By establishing a clear ethical policy, you can protect your business and ensure your team collects information responsibly.
Collecting and correctly interpreting competitor data is key, but that effort is wasted unless you can transform the findings into actionable insights.
In fact, according to the 2024 Crayon study, between 2 and 10 million USD is lost per year simply because sales teams do not receive the right competitive intelligence at the right time.

Illustration: Veridion / Data: Crayon
This significant loss happens because the intelligence either isn’t made actionable or, more commonly, it gets isolated within one department and doesn’t get shared across the company.
To address the latter issue of siloed data, David McGuckin, CEO of Opinly.ai, a company specializing in AI-driven market intelligence, explains that focusing on company culture is essential.
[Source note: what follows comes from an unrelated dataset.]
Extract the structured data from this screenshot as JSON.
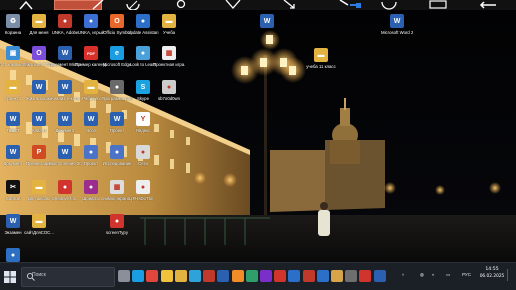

Illustration: Veridion / Quote: Opinly
Competitive intelligence can help many different departments, but only if it’s properly integrated throughout the organization.
As McGuckin elaborates, CI can influence everything from refining sales pitches to guiding product development and strengthening your market positioning.
Therefore, it’s essential to have teams communicate and collaborate effectively to ensure that the intelligence gathered by one group immediately benefits others.
One effective way to facilitate this collaboration is by using the right systems.
For example, tools like Kompyte can be used to gather and distribute competitive information efficiently.

Source: Kompyte
Such platforms help by turning complex data into clear visualizations and easy-to-digest summaries, making it simple for product managers, sales reps, and executives to quickly grasp the implications.
These tools act as a central hub, ensuring that critical insights are immediately accessible to everyone who needs to react.
By breaking down internal data silos and using systems that simplify the delivery of intelligence, you ensure that every piece of data moves beyond a simple report and becomes a catalyst for winning business decisions.
Finally, it’s essential to stress the inherently dynamic nature of the modern market.
Industries evolve so quickly that competitive intelligence that was relevant today can become obsolete within weeks or even days.
Therefore, it’s necessary to understand CI not as a one-time project, but as a continuous process.
You need to have methods and processes in place that enable your organization to stay agile.
The essential nature of the CI process is nicely illustrated in this framework by the Competitive Intelligence Alliance (CIA), often referenced in intelligence circles.

Source: CIA
This model outlines four distinct stages—Defining, Gathering, Analyzing, and Implementing —which should be executed continuously, without a fixed end date.
For instance, the gathering stage would need a repeatable strategy for constantly collecting user feedback, product data, price intelligence, and more.
A variety of systems can be used for this.
On top of specialized CI databases, tools like Mention are valuable for social and media listening, catching early signals of competitor announcements or public sentiment.

Source: Mention
This continuous stream of fresh information can then be quickly fed into your analysis frameworks, and the resulting insights must be implemented just as quickly.
The process should not be interpreted as a step-by-step process.
Instead, CI should always be treated as a continuous, cyclical process, enabling teams to adapt their strategies as soon as new developments occur rather than playing catch-up.
You’ve now explored six of the most common competitive intelligence challenges and, more importantly, how to overcome them.
We discussed the difficulties of collecting accurate data, interpreting it correctly, and maintaining strong ethical standards throughout the process.
We also emphasized the importance of transforming raw information into insights that truly drive better decisions.
We hope this gives you a clearer path forward.
By applying these solutions, you can build a more effective intelligence program and make more confident, informed decisions for your business.